A British police sergeant who tried to hide evidence of a dead detective's love affair to protect the man's long-term partner has failed at the Court of Appeal in his bid to win his job back.
The detective died in a road crash in 2008 and the sergeant acted to save the dead man's family further grief.
But Sergeant Neil Salter's misconduct was so serious that in December last year the High Court ruled he must quit his job - overturning an earlier decision reinstating him to the reduced rank of constable.
Salter challenged the High Court's decision in the Appeal Court but three senior Lord Justices rejected his application on Tuesday after having found the "operational integrity of the police is of fundamental importance".

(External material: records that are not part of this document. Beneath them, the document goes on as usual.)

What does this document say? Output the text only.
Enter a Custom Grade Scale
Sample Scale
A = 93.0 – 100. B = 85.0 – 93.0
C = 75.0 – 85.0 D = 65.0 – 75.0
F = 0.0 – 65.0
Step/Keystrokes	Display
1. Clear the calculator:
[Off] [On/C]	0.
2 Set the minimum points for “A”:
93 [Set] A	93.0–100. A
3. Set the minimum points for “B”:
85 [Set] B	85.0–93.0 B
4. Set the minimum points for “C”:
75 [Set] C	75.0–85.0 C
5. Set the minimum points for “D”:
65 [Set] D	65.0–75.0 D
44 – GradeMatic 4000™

Salter, described as an "old-fashioned policeman" with an unblemished record, was investigating the death of Detective Constable Ian Morton in a road crash on October 26, 2008.
Unbeknown to Morton's partner, the night before his death he had been with his secret lover, who worked for another police force.
Salter became aware of the affair and sought to protect his dead colleague's family.
Two mobile phones were recovered from the death crash vehicle, one of which Salter knew contained text messages which provided evidence of the affair.
Salter, who was the deputy senior investigating officer with 22 years service, instructed a police constable to go to a vehicle recovery centre, find the telephone and destroy it.
That officer refused and raised the matter with other senior officers, which led to Salter's arrest.
When questioned, he admitted using the words "destroy the phone" and said he was thinking out loud.
Salter said his intention was to protect Morton's family from discovering the affair.
He knew the coroner conducting the inquest into the death would require all the evidence to be produced.